Three studies from last week. This was the first, and it's icky, yellow-green sky reminds me of the garish light in the painting of the bar in Arles which Van Gogh painted at night. He loved yellow perhaps more than any other color even long before he arrived in the blazing sunlight of Provence. Although there are hundreds of examples of the warm golden glow he employed out of doors in this bright southern landscape, there are also a few paintings wherein he pushed into the cold green side of the colour wheel like in his famous “Cafe Terrace at Night”. The warm friendly yellow he used outdoors under the magnanimous sun was in sharp contrast to this acid yellow-green he used indoors at night from gas-lit lamps.

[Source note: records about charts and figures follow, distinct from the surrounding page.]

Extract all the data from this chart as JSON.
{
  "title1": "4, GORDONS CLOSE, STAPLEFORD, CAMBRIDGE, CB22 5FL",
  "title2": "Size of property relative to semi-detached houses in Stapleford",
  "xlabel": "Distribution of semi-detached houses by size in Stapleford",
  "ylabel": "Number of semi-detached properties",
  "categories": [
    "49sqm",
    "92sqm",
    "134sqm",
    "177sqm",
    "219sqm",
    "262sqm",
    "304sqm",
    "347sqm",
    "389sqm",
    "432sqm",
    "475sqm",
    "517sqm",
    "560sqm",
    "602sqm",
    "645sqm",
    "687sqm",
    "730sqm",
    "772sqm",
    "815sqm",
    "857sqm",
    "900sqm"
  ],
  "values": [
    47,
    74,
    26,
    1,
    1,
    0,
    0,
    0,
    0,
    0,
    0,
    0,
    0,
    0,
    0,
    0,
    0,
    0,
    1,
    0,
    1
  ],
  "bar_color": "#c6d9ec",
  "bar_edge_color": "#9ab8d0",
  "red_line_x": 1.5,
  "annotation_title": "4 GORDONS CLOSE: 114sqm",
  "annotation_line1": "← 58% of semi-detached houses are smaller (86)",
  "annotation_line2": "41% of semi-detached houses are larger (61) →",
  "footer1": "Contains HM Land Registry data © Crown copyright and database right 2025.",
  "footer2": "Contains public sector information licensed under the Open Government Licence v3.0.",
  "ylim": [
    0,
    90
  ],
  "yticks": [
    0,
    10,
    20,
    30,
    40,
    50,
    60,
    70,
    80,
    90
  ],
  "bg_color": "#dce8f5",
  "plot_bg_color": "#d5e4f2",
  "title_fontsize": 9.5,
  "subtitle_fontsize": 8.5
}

Gas lamps were used everywhere by the time Van Gogh painted this nocturnal exterior scene of the cafe. Paris was being electrified in the 1870’s but whether or not towns like Arles or Aix-en-Provence had them is hard to say from my small perch here in Australia. Like they say, it’s above my paygrade, and Google still isn’t as clever as she thinks she is about a lot of things. But anyway, it doesn’t matter except to note that any synthetic light affects the colour Yellow to a varying degree. It’s a very fragile colour and easily maimed by all sorts of artificial lights. But it’s even an issue for any painter using this delicate tint whether during daylight or with artificial lightbulbs.
There are still actually a few lamps around town in London today but it's for nostalgia’s sake. Other cities too, apparently in Poland, also still have lamps for show and even a lamplighter who runs around at sunset to light them.
They say that gas lamps are a rather white light but its hard to know what they were like in Arles when Vincent painted his pictures of both the interior and exterior of the cafe. In any event Vincent loved his yellow, sometimes often applying it thick and lusciously, like melted butter over toast. I’ve often wondered if it was a colour of redemption for him? Was it a colour that gave him hope in the face of so much earthly defeat during his daily routine?
Regarding this famous nocturnal outdoor version of the cafe, there are many theories that allude to The Last Supper. It’s an idea that’s been around the block for some time now among scholars. It has to do with Vincent’s religious beliefs and their symbolic relationships to his pictures. It’s too involved for me as I’m not an academic but it’s interesting, and why not? It’s been a long while since I’ve read his letters so I don’t remember him mentioning this remarkable idea.
But all this is far cry from the small dune overlooking the Pacific Ocean whence came this small study of the glowing sky done in the natural light of dusk. It was done quickly, in about 15 minutes perhaps and was number two out of three painted that evening before the darkness stopped me. Even before finishing it, I thought to myself; “Oh my! this lurid colour reminds me of Vincent’s cafe pictures”!